Dario Fauza

Dario Fauza's research is directed at developing original, more effective ways to repair birth defects, both pre and postnatally. To that end, he has pioneered a variety of approaches. One is fetal tissue engineering, or the use of fetal cells to produce tissue to repair congenital anomalies. This concept involves the minimally invasive procurement of fetal cells, which are then employed to engineer tissue in the laboratory while pregnancy is allowed to continue, so that a newborn, or a fetus with a prenatally diagnosed birth defect can benefit from having autologous, expanded tissue readily available for surgical reconstruction, either before or after birth. Fetal cells can be obtained from the fetus, amniotic fluid, placenta, or umbilical cord blood. This concept has been applied successfully in many large animal models, for the creation of various types of fetal tissue used in the treatment of several anomalies, including congenital diaphragmatic hernia, tracheal atresia or stenosis, chest wall defects, bladder extrophy, cranial malformations and cardiac anomalies. Related projects for the treatment of additional birth defects are also ongoing. Regulatory approval of the first human application of this therapeutic concept is currently being pursued.

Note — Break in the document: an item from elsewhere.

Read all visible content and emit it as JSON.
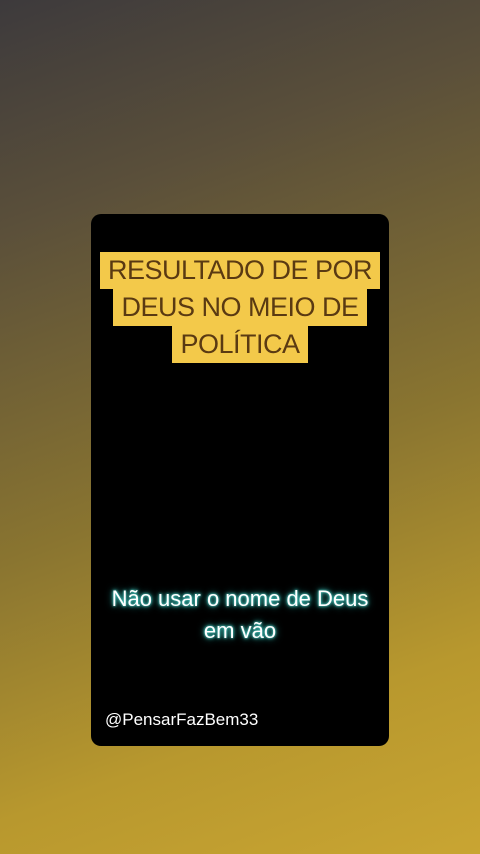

Another area of interest to Dr. Fauza is the treatment of spina bifida. He has first demonstrated experimentally that neural stem cells delivered to the fetus still in the womb can partially repair damaged areas of the spinal cord, which could lead to improved outcomes in the treatment of this devastating disease. He is now perfecting the methods for isolation of neural and mesenchymal stem cells, as well as of their pre and/or postnatal administration, before human trials can be pursued.

Dr. Fauza has also pioneered what he has coined Transamniotic Stem Cell Therapy (TRASCET), a novel therapeutic paradigm for the treatment of different birth defects based on the principle of harnessing/enhancing the normal biological role of select populations of stem cells that occur in the amniotic fluid for therapeutic benefit. He has discovered that amniotic fluid-derived mesenchymal stem cells (afMSCs) are central to the enhanced ability of the fetus to repair tissue damage. This germane finding was not only the first demonstration of a biological role for any amniotic cell, but has also provided validation for the use of afMSCs in regenerative strategies. Subsequently to that discovery, he has also first shown, in various animal models, that the simple intra-amniotic delivery of afMSCs in very large numbers can either elicit the repair, or significantly mitigate the effects associated with major congenital anomalies by boosting the activity that these cells normally have. This pragmatic approach, feasible as a relatively simple outpatient procedure, would be easily accessible to most pregnant women carrying a baby with a birth defect and from a very early point in gestation, thus maximizing therapeutic impact. Given the autologous use of fetal cells procured and delivered by the least invasive of methods, a plain amniocentesis, into their own native environment, this concept is ethically unobjectionable. Also here, regulatory approval of the first clinical trial is currently under review.